Trust Company CEO Resigns; Board Member Succeeds Him

When Frank Maiorano took over in January 2010 as chief executive at Trust Company of America, he told Registered Rep. shortly afterward that company Chairman Stephen A. Finn wanted him to be “the face of the company,” to get out in the field and meet with the advisors who were clients of the Colorado-based custodian. Now Maiorano has left the company and a fellow board member, David Barry, has succeeded him as CEO and president, effective this past Monday.

Chief Marketing Officer Jennifer Nealson told Registered Rep. today that Maiorano, who married several months ago, resigned last month in order to spend more time with his family.
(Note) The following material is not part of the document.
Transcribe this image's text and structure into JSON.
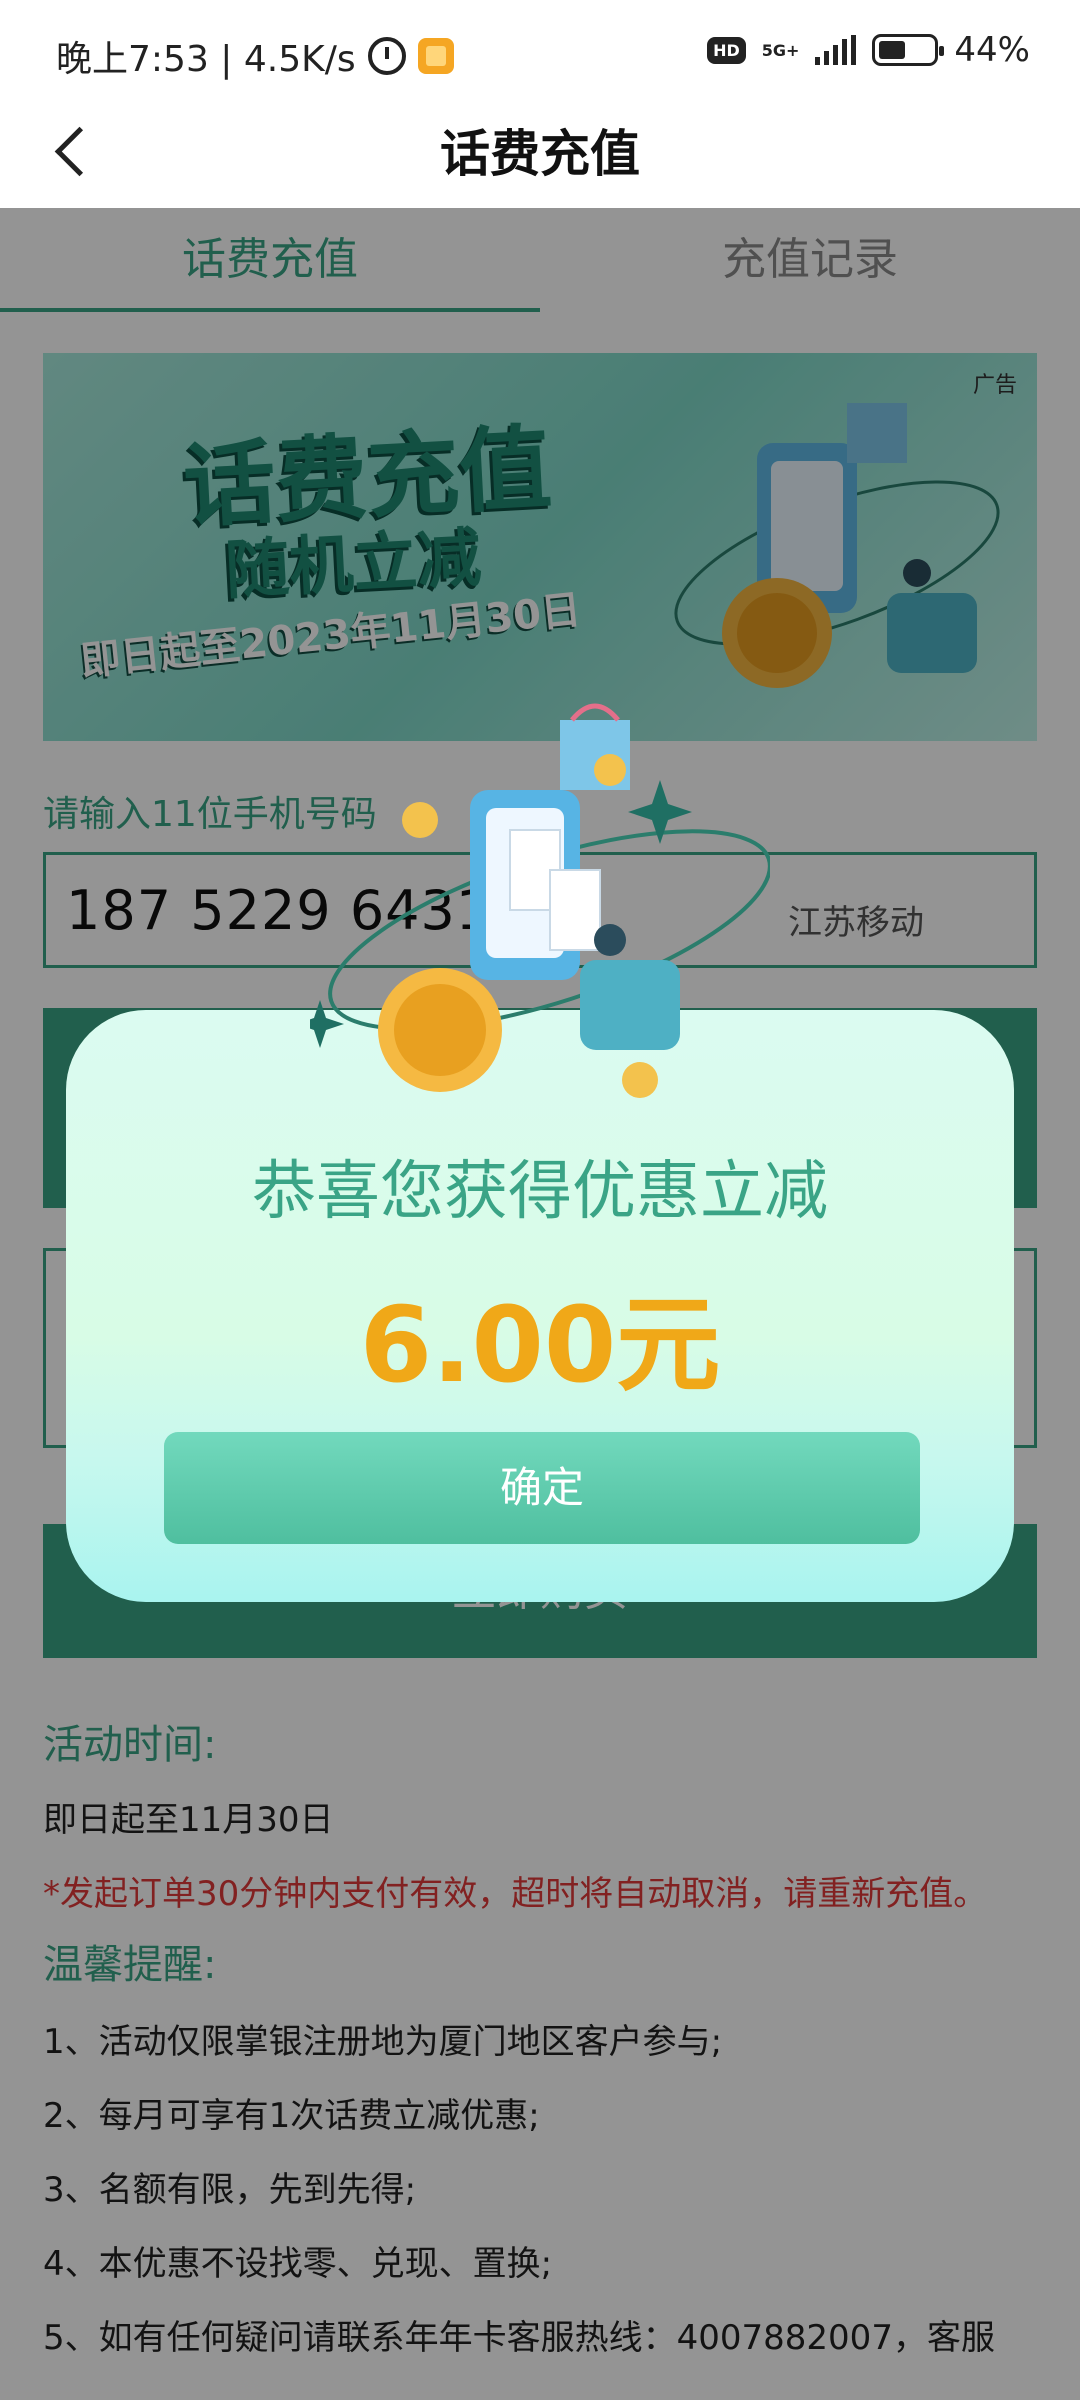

Nealson described Maiorano’s departure as amicable, and praised Maiorano’s leadership during his two-year tenure, citing revenue and client growth as well as his oversight of the new Liberty technology platform that Trust Company rolled out about two months ago. The company reports assets of $10.5 billion, up from $9.1 billion in the first quarter of 2010. The number of investor accounts and the number of advisors have both grown by 12 percent in the last year, Nealson said. “Frank was successful as a leader for our company, and we grew in every way you can imagine,” she said. Maiorano could not be reached for comment.
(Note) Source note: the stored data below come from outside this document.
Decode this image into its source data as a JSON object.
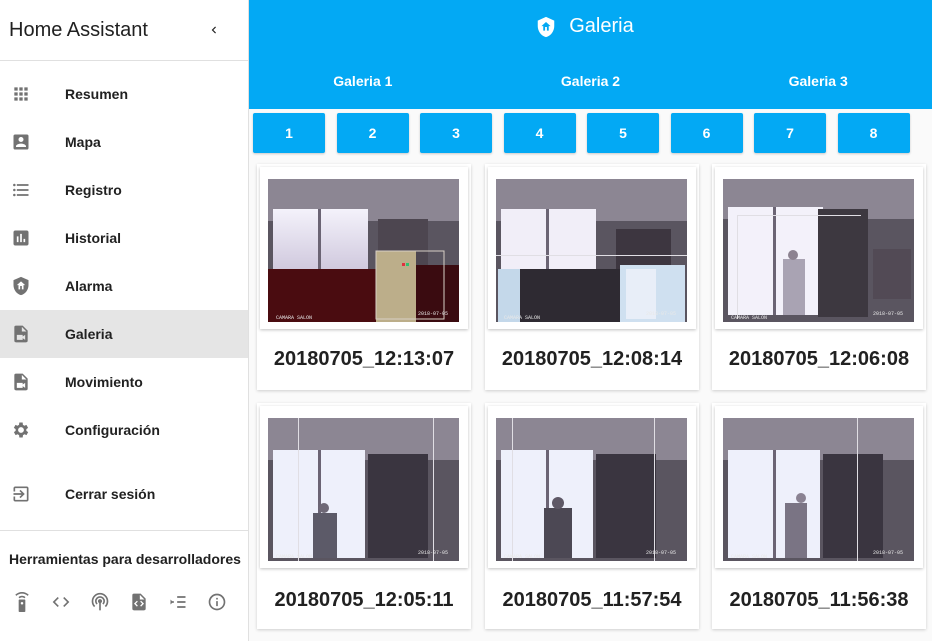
{
  "sidebar": {
    "title": "Home Assistant",
    "items": [
      {
        "label": "Resumen",
        "icon": "apps-grid-icon"
      },
      {
        "label": "Mapa",
        "icon": "account-box-icon"
      },
      {
        "label": "Registro",
        "icon": "format-list-icon"
      },
      {
        "label": "Historial",
        "icon": "chart-bar-icon"
      },
      {
        "label": "Alarma",
        "icon": "shield-home-icon"
      },
      {
        "label": "Galeria",
        "icon": "file-video-icon",
        "active": true
      },
      {
        "label": "Movimiento",
        "icon": "file-video-icon"
      },
      {
        "label": "Configuración",
        "icon": "gear-icon"
      }
    ],
    "logout": "Cerrar sesión",
    "dev_tools_title": "Herramientas para desarrolladores",
    "dev_tools_icons": [
      "remote-icon",
      "code-brackets-icon",
      "access-point-icon",
      "file-code-icon",
      "format-list-icon",
      "info-icon"
    ]
  },
  "header": {
    "title": "Galeria",
    "icon": "shield-home-icon",
    "tabs": [
      "Galeria 1",
      "Galeria 2",
      "Galeria 3"
    ]
  },
  "pager": [
    "1",
    "2",
    "3",
    "4",
    "5",
    "6",
    "7",
    "8"
  ],
  "gallery": [
    "20180705_12:13:07",
    "20180705_12:08:14",
    "20180705_12:06:08",
    "20180705_12:05:11",
    "20180705_11:57:54",
    "20180705_11:56:38"
  ],
  "colors": {
    "primary": "#03a9f4",
    "sidebar_active": "#e5e5e5",
    "icon": "#727272"
  }
}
Trust Company made no formal announcement of Maiorano’s departure to the general public, although in mid-November the privately-held firm notified its RIA clients in calls and letters of Maiorano’s decision, Nealson said. It caught some RIAs by surprise. One advisor who custodies with Trust Company attended its annual Focus on the Future event in October and chatted with Maiorano then. “At that meeting he said he wanted to come see me. He said, ‘I need to get on the calendar and come out and visit you guys.’ I said, ‘I’d love to have you,’ ” the advisor said. “There was no sign to me whatsoever that (his resignation) was going to happen. … I had no indication that they were unhappy or he was unhappy. But he is newly married and family is important, so the excuse they gave could be accurate.”
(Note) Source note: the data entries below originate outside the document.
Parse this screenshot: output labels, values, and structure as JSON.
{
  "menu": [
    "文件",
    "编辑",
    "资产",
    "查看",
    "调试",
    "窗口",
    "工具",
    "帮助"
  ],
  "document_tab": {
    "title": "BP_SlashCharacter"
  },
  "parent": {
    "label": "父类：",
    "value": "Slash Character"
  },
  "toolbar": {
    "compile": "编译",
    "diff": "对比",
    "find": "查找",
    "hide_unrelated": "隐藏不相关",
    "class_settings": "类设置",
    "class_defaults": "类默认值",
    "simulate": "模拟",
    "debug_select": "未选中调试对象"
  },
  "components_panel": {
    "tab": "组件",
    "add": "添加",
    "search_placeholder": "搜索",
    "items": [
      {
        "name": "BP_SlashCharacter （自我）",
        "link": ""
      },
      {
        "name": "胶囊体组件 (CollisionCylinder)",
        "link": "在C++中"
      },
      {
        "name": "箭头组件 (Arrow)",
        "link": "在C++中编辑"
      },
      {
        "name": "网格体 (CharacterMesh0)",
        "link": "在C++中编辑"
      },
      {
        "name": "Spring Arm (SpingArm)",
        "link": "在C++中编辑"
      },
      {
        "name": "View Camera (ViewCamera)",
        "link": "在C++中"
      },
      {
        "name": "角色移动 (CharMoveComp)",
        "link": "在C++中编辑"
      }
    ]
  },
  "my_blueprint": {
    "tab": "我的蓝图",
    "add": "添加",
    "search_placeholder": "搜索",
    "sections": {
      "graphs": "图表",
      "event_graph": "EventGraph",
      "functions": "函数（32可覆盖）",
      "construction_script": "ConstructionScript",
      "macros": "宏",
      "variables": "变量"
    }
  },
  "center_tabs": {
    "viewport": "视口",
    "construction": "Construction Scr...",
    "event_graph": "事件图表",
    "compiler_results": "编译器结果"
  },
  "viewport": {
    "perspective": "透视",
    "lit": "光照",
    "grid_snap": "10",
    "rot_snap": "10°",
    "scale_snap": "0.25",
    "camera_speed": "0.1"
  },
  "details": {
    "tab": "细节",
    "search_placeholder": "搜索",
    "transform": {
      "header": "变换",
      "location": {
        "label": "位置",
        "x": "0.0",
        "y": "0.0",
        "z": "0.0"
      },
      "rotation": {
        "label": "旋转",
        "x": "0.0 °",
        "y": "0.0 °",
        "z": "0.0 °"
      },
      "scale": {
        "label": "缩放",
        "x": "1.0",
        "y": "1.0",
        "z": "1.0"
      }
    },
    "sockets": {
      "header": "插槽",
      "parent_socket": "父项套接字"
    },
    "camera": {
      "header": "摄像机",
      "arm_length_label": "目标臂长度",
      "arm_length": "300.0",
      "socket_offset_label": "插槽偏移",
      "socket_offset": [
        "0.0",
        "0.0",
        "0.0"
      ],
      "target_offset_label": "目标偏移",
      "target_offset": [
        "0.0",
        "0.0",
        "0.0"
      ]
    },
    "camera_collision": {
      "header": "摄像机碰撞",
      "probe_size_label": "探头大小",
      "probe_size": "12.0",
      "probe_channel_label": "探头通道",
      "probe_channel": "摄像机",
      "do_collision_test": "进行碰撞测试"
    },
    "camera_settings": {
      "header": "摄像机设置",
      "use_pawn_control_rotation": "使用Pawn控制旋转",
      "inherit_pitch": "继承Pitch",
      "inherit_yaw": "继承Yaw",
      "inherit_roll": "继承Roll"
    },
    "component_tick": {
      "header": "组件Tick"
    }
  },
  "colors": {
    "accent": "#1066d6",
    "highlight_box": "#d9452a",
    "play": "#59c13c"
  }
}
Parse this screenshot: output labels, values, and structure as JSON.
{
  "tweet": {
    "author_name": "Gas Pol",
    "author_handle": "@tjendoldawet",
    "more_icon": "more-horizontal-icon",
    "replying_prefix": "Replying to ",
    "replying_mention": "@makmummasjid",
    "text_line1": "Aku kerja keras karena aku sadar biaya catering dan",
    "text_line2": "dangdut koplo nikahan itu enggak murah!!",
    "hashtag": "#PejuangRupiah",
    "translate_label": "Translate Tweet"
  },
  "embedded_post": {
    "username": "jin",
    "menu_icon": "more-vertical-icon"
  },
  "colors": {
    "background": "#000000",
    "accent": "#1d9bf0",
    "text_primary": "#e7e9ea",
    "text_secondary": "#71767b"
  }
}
Maiorano and his successor Barry have broadly different backgrounds. Before joining Trust Company, Maiorano worked closely in the RIA sector for about 20 years, first with Schwab Institutional and later as a managing director at Nuveen Investments. Barry, who has been on Trust Company’s board for five years, had previously run a private company in the aviation industry, and a $500 million division of Intrawest, which operates ski resorts. “He has a proven track record of strong leadership and the establishment of award-winning service and employee culture, and has achieved great success running large, complex, global service organizations,” according to his bio on the Trust Company website, which was updated Monday with his new role there. Barry couldn’t be reached today for comment. Nealson said the company tapped Barry in part because he had already been doing some informal consulting at Trust Company; there was no recruiting effort to find Maiorano’s successor, she said.

Trust Company serves mostly turnkey asset management programs and individual investors who like tactical trading. Initial reception to Trust Company’s new Liberty tech platform appears strong; Nealson said 96 percent of advisors have adopted it so far to allow their clients to access their accounts electronically with it. Maiorano and Chief Information Officer Dennis Noto stopped by Registered Rep.’s New York office in September to show it off. Liberty, largely designed in-house, functions on electronic tablets across operating systems of all kinds. Trust Company expects to migrate off its TCAccess platform next year and allow advisors to use Liberty to manage their client accounts.

Consultant Tim Welsh of Nexis Strategy in Larkspur, Calif., said Maiorano helped build Trust Company’s brand, enlarging its reputation among advisors who may have been unaware of it before. Maiorano also leaves behind a strong bench of executive talent that he recruited last year, Welsh added: Nealson, who came from Republic Financial Corp., a global investment management firm in Colorado; Noto, formerly of Computer Research, Inc.; and National Sales Manager Bob Oros, who formerly led sales management and recruiting at LPL Financial.

“His legacy was the management team that he left behind,” Welsh said. “Those are some really big wins.”